Fünf kleine Schnitte: Dank Laproskopie weniger Schmerzen
In einer mehrstündigen Operation wurde bei Robert Dobler die Prostata komplett entfernt. Jean-Luc Fehr hat zusammen mit Tullio Sulser vom Kantonsspital Basel für diesen Eingriff die laproskopische Methode in der Schweiz eingeführt. Dabei wird der Bauch nicht mehr geöffnet. Über fünf kleine Schnitte werden Arbeitsinstrumente und Kamera eingeführt. Die Operation wird durch diese verlängerten Arme und über den Bildschirm ausgeführt. Klare Vorteile: Der Patient verspürt nach der Operation weniger Schmerzen, der Blutverlust ist geringer und der Aufenthalt im Spital kürzer. Der Eingriff ist aber sehr schwierig, weil dem Chirurgen der Tastsinn fehlt. Vor allem die Rekonstruktion der Harnröhre an die Blase war lange problematisch.

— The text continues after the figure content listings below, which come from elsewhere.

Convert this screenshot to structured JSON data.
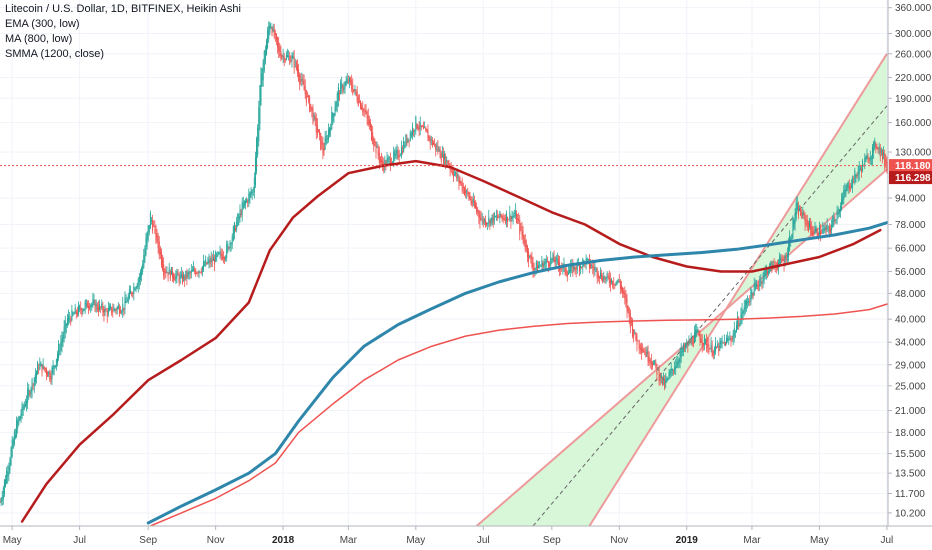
{
  "chart_data": {
    "type": "candlestick",
    "title": "Litecoin / U.S. Dollar, 1D, BITFINEX, Heikin Ashi",
    "scale": "log",
    "ylim": [
      9.3,
      380
    ],
    "grid": true,
    "xlim": [
      "2017-04-20",
      "2019-07-02"
    ],
    "x_ticks": [
      {
        "date": "2017-05-01",
        "label": "May",
        "bold": false
      },
      {
        "date": "2017-07-01",
        "label": "Jul",
        "bold": false
      },
      {
        "date": "2017-09-01",
        "label": "Sep",
        "bold": false
      },
      {
        "date": "2017-11-01",
        "label": "Nov",
        "bold": false
      },
      {
        "date": "2018-01-01",
        "label": "2018",
        "bold": true
      },
      {
        "date": "2018-03-01",
        "label": "Mar",
        "bold": false
      },
      {
        "date": "2018-05-01",
        "label": "May",
        "bold": false
      },
      {
        "date": "2018-07-01",
        "label": "Jul",
        "bold": false
      },
      {
        "date": "2018-09-01",
        "label": "Sep",
        "bold": false
      },
      {
        "date": "2018-11-01",
        "label": "Nov",
        "bold": false
      },
      {
        "date": "2019-01-01",
        "label": "2019",
        "bold": true
      },
      {
        "date": "2019-03-01",
        "label": "Mar",
        "bold": false
      },
      {
        "date": "2019-05-01",
        "label": "May",
        "bold": false
      },
      {
        "date": "2019-07-01",
        "label": "Jul",
        "bold": false
      }
    ],
    "y_ticks": [
      "360.000",
      "300.000",
      "260.000",
      "220.000",
      "190.000",
      "160.000",
      "130.000",
      "94.000",
      "78.000",
      "66.000",
      "56.000",
      "48.000",
      "40.000",
      "34.000",
      "29.000",
      "25.000",
      "21.000",
      "18.000",
      "15.500",
      "13.500",
      "11.700",
      "10.200"
    ],
    "price_line": {
      "value": 118.18,
      "label": "118.180",
      "color": "#ef5350"
    },
    "legend_items": [
      {
        "label": "EMA (300, low)",
        "color": "#b71c1c"
      },
      {
        "label": "MA (800, low)",
        "color": "#2e86ab"
      },
      {
        "label": "SMMA (1200, close)",
        "color": "#ef5350"
      }
    ],
    "price_labels": [
      {
        "text": "118.180",
        "value": 118.18,
        "color": "#ef5350"
      },
      {
        "text": "116.298",
        "value": 116.298,
        "color": "#b71c1c"
      }
    ],
    "price_anchors": [
      [
        "2017-04-20",
        11.0
      ],
      [
        "2017-05-05",
        19.0
      ],
      [
        "2017-05-25",
        29.0
      ],
      [
        "2017-06-05",
        27.0
      ],
      [
        "2017-06-20",
        40.0
      ],
      [
        "2017-07-10",
        45.0
      ],
      [
        "2017-07-25",
        42.0
      ],
      [
        "2017-08-10",
        44.0
      ],
      [
        "2017-08-25",
        55.0
      ],
      [
        "2017-09-03",
        83.0
      ],
      [
        "2017-09-15",
        57.0
      ],
      [
        "2017-10-01",
        53.0
      ],
      [
        "2017-10-20",
        58.0
      ],
      [
        "2017-11-10",
        64.0
      ],
      [
        "2017-11-25",
        88.0
      ],
      [
        "2017-12-05",
        100.0
      ],
      [
        "2017-12-12",
        225.0
      ],
      [
        "2017-12-20",
        330.0
      ],
      [
        "2017-12-28",
        260.0
      ],
      [
        "2018-01-10",
        250.0
      ],
      [
        "2018-01-25",
        180.0
      ],
      [
        "2018-02-06",
        130.0
      ],
      [
        "2018-02-20",
        200.0
      ],
      [
        "2018-03-01",
        215.0
      ],
      [
        "2018-03-15",
        175.0
      ],
      [
        "2018-03-31",
        118.0
      ],
      [
        "2018-04-15",
        128.0
      ],
      [
        "2018-05-01",
        160.0
      ],
      [
        "2018-05-15",
        140.0
      ],
      [
        "2018-05-30",
        120.0
      ],
      [
        "2018-06-15",
        98.0
      ],
      [
        "2018-06-30",
        80.0
      ],
      [
        "2018-07-15",
        82.0
      ],
      [
        "2018-07-30",
        83.0
      ],
      [
        "2018-08-15",
        57.0
      ],
      [
        "2018-09-01",
        61.0
      ],
      [
        "2018-09-15",
        56.0
      ],
      [
        "2018-10-01",
        60.0
      ],
      [
        "2018-10-20",
        53.0
      ],
      [
        "2018-11-01",
        52.0
      ],
      [
        "2018-11-15",
        35.0
      ],
      [
        "2018-11-30",
        30.0
      ],
      [
        "2018-12-12",
        25.0
      ],
      [
        "2018-12-25",
        31.0
      ],
      [
        "2019-01-10",
        36.0
      ],
      [
        "2019-01-25",
        32.0
      ],
      [
        "2019-02-10",
        35.0
      ],
      [
        "2019-02-25",
        46.0
      ],
      [
        "2019-03-15",
        57.0
      ],
      [
        "2019-03-31",
        61.0
      ],
      [
        "2019-04-10",
        88.0
      ],
      [
        "2019-04-25",
        74.0
      ],
      [
        "2019-05-10",
        75.0
      ],
      [
        "2019-05-25",
        100.0
      ],
      [
        "2019-06-10",
        120.0
      ],
      [
        "2019-06-22",
        138.0
      ],
      [
        "2019-07-01",
        118.0
      ]
    ],
    "series": [
      {
        "name": "EMA (300, low)",
        "color": "#b71c1c",
        "width": 2.5,
        "points": [
          [
            "2017-05-10",
            9.6
          ],
          [
            "2017-06-01",
            12.5
          ],
          [
            "2017-07-01",
            16.5
          ],
          [
            "2017-08-01",
            20.5
          ],
          [
            "2017-09-01",
            26.0
          ],
          [
            "2017-10-01",
            30.0
          ],
          [
            "2017-11-01",
            35.0
          ],
          [
            "2017-12-01",
            45.0
          ],
          [
            "2017-12-20",
            65.0
          ],
          [
            "2018-01-10",
            82.0
          ],
          [
            "2018-02-01",
            95.0
          ],
          [
            "2018-03-01",
            112.0
          ],
          [
            "2018-04-01",
            118.0
          ],
          [
            "2018-05-01",
            122.0
          ],
          [
            "2018-06-01",
            117.0
          ],
          [
            "2018-07-01",
            106.0
          ],
          [
            "2018-08-01",
            95.0
          ],
          [
            "2018-09-01",
            85.0
          ],
          [
            "2018-10-01",
            78.0
          ],
          [
            "2018-11-01",
            68.0
          ],
          [
            "2018-12-01",
            62.0
          ],
          [
            "2019-01-01",
            58.0
          ],
          [
            "2019-02-01",
            56.0
          ],
          [
            "2019-03-01",
            56.0
          ],
          [
            "2019-04-01",
            59.0
          ],
          [
            "2019-05-01",
            62.0
          ],
          [
            "2019-06-01",
            68.0
          ],
          [
            "2019-06-25",
            75.0
          ]
        ]
      },
      {
        "name": "MA (800, low)",
        "color": "#2e86ab",
        "width": 3,
        "points": [
          [
            "2017-09-01",
            9.5
          ],
          [
            "2017-10-01",
            10.7
          ],
          [
            "2017-11-01",
            12.0
          ],
          [
            "2017-12-01",
            13.5
          ],
          [
            "2017-12-25",
            15.5
          ],
          [
            "2018-01-15",
            19.5
          ],
          [
            "2018-02-15",
            26.5
          ],
          [
            "2018-03-15",
            33.0
          ],
          [
            "2018-04-15",
            38.5
          ],
          [
            "2018-05-15",
            43.0
          ],
          [
            "2018-06-15",
            48.0
          ],
          [
            "2018-07-15",
            52.0
          ],
          [
            "2018-08-15",
            55.5
          ],
          [
            "2018-09-15",
            58.5
          ],
          [
            "2018-10-15",
            60.5
          ],
          [
            "2018-11-15",
            62.0
          ],
          [
            "2018-12-15",
            63.0
          ],
          [
            "2019-01-15",
            64.0
          ],
          [
            "2019-02-15",
            65.5
          ],
          [
            "2019-03-15",
            67.5
          ],
          [
            "2019-04-15",
            70.0
          ],
          [
            "2019-05-15",
            72.5
          ],
          [
            "2019-06-15",
            76.0
          ],
          [
            "2019-07-01",
            79.0
          ]
        ]
      },
      {
        "name": "SMMA (1200, close)",
        "color": "#ef5350",
        "width": 1.5,
        "points": [
          [
            "2017-09-03",
            9.3
          ],
          [
            "2017-10-01",
            10.2
          ],
          [
            "2017-11-01",
            11.3
          ],
          [
            "2017-12-01",
            12.8
          ],
          [
            "2017-12-25",
            14.5
          ],
          [
            "2018-01-15",
            18.0
          ],
          [
            "2018-02-15",
            22.0
          ],
          [
            "2018-03-15",
            26.0
          ],
          [
            "2018-04-15",
            30.0
          ],
          [
            "2018-05-15",
            33.0
          ],
          [
            "2018-06-15",
            35.5
          ],
          [
            "2018-07-15",
            37.0
          ],
          [
            "2018-08-15",
            38.0
          ],
          [
            "2018-09-15",
            38.8
          ],
          [
            "2018-10-15",
            39.2
          ],
          [
            "2018-11-15",
            39.5
          ],
          [
            "2018-12-15",
            39.7
          ],
          [
            "2019-01-15",
            39.8
          ],
          [
            "2019-02-15",
            40.0
          ],
          [
            "2019-03-15",
            40.3
          ],
          [
            "2019-04-15",
            40.8
          ],
          [
            "2019-05-15",
            41.5
          ],
          [
            "2019-06-15",
            42.8
          ],
          [
            "2019-07-01",
            44.5
          ]
        ]
      }
    ],
    "channel": {
      "fill": "#d4f5d4",
      "edge_color": "#ef9a9a",
      "mid_color": "#666666",
      "upper": [
        [
          "2018-10-05",
          9.3
        ],
        [
          "2019-07-01",
          260.0
        ]
      ],
      "middle": [
        [
          "2018-08-15",
          9.3
        ],
        [
          "2019-07-01",
          180.0
        ]
      ],
      "lower": [
        [
          "2018-06-25",
          9.3
        ],
        [
          "2019-07-01",
          115.0
        ]
      ]
    }
  }
}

Inkontinenz nur noch beim Husten und Niesen
Robert Dobler überstand den Eingriff gut. Dennoch: Nach der Operation fiel der Rentner in ein psychisches Tief. Aber er hat sich gut erholt. Über die bisher ausgebliebene Potenz macht er sich wenig Sorgen. «Man wird sehen, es gibt viele Arten, sich gern zu haben.» Beim Wasserlösen hat er noch etwas Probleme. Inkontinent ist er zwar nicht, aber beim Husten und Niesen ist die Kontrolle noch schwierig. Auch hat er nach wie vor ziemlich starken Harndrang. Aber er ist zuversichtlich - das nächste Faustballturnier findet Ende Februar statt.
Silvia Baumgartner
Prostata - Kastaniengrosse Drüse
Die Prostata (Vorsteherdrüse) ist eine kastaniengrosse Drüse, die zu den männlichen Fortpflanzungsorganen gehört. Sie liegt vor dem Mastdarm und unterhalb der Blase. Sie umschliesst ringförmig den oberen Teil der Harnröhre. In der Prostata wird der Hauptteil der Samenflüssigkeit gebildet, die als Transport- und Aktivierungsmittel für die Samenfäden dient. 70 Prozent aller Prostata-Karzinome treten in der äusseren Zone auf. Da die Prostata dicht am Mastdarm liegt, können hier Knoten durch eine Tastuntersuchung (durch den Enddarm) gefunden werden.
Laproskopie - Spitäler
Die laproskopische Methode ist an den Kantonsspitälern Basel und Schaffhausen etabliert. Die Methode führen auch folgende Kliniken durch: Unispital Zürich, Centre hospitalier Universitaire vaudois in Lausanne, Klinik Lindberg Winterthur, Kantonsspitäler Luzern, Aarau, Winterthur.